Po wyjściu z posiedzenia komisji Seremet powiedział dziennikarzom, że przedstawił posłom szeroką informację o podstawowym śledztwie w sprawie tzw. afery podsłuchowej. Zapewnił, że zrobił to "w sposób tak szeroki, tak maksymalny, jak było to możliwe według zgody prokuratorów prowadzących to postępowanie". Dodał, że podczas swojego posiedzenia komisja zastanawiała się, jak zapobiec podobnym czynom w przyszłości.
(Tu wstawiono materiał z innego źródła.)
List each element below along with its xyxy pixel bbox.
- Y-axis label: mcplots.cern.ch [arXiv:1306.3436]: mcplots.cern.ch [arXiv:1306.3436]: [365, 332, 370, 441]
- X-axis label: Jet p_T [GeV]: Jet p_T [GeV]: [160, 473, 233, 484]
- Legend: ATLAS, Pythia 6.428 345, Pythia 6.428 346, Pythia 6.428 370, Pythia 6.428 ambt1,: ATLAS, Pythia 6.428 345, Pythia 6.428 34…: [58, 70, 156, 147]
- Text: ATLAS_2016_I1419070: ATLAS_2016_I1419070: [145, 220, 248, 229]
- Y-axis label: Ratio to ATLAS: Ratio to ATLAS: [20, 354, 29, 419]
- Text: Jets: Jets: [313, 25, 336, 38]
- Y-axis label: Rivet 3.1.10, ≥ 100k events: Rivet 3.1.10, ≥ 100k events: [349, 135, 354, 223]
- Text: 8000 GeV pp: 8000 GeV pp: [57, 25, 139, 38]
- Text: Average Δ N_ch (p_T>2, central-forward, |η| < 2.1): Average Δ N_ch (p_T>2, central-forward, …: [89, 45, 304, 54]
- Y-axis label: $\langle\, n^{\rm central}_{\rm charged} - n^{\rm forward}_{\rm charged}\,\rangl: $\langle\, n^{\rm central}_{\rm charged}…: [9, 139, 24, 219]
"Jeśli ktoś uzyskuje legalnie dostęp do akt, wie, że za ich ujawnienie grozi mu odpowiedzialność karna i mimo tego robi to, popełniając przestępstwo, to po stronie prokuratury jest jedynie możliwość takiego oznakowania dokumentów, by zidentyfikować taką osobę i pociągnąć do odpowiedzialności karnej" - powiedział Seremet.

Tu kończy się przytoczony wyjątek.